In the Colliers International Retail team, we always endeavour to see the market through a retailer’s eyes
This is particularly important when comparing competing shopping locations. The real estate business tends to focus primarily on rental levels because – to be blunt – they predicate the income received by developers and investors.
However, retailers across the world always consider the total occupancy cost incurred by leasing a store – the true annual bill for committing to real estate. In our latest piece of retail research – The Real Cost of Setting Up Shop – we’ve taken a look at the varying nature of occupancy costs in retail locations across key European markets.
In some markets, the percentage of total occupancy costs made up by non-rental costs is startling. Local taxes levied on property occupation are a major driver of these costs and differ widely from country to country.
However, in any location, it is the profitability metric which retailers are ultimately guided by. In major shopping cities which can guarantee high footfall levels and retail spend – brands are willing to shoulder higher tax burdens in return for potentially higher profitability.
For example, London’s prime retail pitches continue to attract international retailers despite demanding some of the highest occupancy costs in all of Europe.

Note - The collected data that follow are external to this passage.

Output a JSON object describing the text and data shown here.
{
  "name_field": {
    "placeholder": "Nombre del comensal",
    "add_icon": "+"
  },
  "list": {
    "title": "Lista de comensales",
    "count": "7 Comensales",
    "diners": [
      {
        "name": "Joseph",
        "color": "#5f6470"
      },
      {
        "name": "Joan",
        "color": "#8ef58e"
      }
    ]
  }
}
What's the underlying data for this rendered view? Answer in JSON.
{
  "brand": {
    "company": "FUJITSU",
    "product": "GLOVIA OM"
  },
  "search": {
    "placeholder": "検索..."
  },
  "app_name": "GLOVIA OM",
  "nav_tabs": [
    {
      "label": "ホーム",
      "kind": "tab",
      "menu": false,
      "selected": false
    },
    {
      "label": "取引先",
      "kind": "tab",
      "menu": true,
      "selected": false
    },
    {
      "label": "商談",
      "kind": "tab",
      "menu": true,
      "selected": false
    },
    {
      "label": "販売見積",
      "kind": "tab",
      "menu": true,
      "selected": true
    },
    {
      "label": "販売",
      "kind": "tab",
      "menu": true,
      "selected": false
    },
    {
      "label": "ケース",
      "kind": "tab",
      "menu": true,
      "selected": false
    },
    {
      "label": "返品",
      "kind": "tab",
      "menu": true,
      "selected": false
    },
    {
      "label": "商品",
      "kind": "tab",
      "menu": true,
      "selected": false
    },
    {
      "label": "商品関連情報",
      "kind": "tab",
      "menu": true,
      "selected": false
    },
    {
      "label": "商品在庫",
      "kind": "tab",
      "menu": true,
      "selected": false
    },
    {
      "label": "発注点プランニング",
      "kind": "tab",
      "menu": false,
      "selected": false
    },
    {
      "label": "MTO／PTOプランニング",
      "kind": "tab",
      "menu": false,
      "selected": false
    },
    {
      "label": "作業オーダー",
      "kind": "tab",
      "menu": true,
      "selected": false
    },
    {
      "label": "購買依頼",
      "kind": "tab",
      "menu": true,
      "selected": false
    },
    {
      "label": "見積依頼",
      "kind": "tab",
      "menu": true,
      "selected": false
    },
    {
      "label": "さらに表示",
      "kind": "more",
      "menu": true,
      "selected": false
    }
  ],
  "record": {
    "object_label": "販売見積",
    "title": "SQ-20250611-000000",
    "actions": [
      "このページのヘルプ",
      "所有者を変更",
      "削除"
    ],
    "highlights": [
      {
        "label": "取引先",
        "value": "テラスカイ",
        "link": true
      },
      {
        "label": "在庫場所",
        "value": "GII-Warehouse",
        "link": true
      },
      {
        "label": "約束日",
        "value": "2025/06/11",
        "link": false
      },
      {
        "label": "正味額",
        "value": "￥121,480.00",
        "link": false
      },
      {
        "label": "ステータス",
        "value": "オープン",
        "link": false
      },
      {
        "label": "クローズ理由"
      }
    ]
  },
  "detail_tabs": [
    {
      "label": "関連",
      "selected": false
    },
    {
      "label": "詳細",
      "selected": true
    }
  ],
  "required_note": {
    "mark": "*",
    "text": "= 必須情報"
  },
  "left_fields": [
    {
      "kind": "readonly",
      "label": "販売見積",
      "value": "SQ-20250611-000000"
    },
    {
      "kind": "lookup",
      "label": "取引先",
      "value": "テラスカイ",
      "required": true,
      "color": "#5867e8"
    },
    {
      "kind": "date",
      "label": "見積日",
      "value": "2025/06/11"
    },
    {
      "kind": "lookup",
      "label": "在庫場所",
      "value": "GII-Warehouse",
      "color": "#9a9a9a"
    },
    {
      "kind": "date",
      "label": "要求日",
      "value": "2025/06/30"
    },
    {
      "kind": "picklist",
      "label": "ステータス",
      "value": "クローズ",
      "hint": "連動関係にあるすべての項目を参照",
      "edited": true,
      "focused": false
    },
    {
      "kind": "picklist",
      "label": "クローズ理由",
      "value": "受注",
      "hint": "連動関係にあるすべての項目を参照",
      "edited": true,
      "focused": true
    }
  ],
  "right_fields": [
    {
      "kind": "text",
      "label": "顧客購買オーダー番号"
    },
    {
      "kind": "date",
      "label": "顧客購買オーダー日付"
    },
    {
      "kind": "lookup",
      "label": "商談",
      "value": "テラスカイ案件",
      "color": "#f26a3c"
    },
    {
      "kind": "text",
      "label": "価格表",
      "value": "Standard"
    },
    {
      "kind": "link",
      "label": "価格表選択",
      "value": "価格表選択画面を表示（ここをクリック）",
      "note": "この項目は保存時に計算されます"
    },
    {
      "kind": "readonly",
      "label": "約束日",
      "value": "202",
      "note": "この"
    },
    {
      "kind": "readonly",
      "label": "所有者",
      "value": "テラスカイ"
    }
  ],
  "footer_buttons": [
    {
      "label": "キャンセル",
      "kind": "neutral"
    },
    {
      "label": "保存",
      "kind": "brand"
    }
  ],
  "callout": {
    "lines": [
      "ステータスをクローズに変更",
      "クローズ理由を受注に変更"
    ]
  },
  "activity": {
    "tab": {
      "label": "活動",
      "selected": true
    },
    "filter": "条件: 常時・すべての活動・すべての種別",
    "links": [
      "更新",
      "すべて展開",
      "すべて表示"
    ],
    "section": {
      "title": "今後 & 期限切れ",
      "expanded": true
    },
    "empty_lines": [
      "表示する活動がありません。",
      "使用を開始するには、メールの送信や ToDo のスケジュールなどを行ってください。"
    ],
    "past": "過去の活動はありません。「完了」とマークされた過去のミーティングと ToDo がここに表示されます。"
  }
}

In this instance, it seems that retailers are more influenced by the fact that London was the world’s most visited city in 2015, and generated total annual spend by international tourists of more than US$20bn. Accordingly, it remains the top destination of choice for international retailers.
From a real estate perspective, it is interesting to ponder where rents in cities with high occupancy costs would rise to if they were freed of the burden of additional local costs and taxes. Whilst we shouldn’t hold our breath waiting for that to happen, it is a timely reminder that to truly understand any location you need to look at real estate from the retailer’s perspective.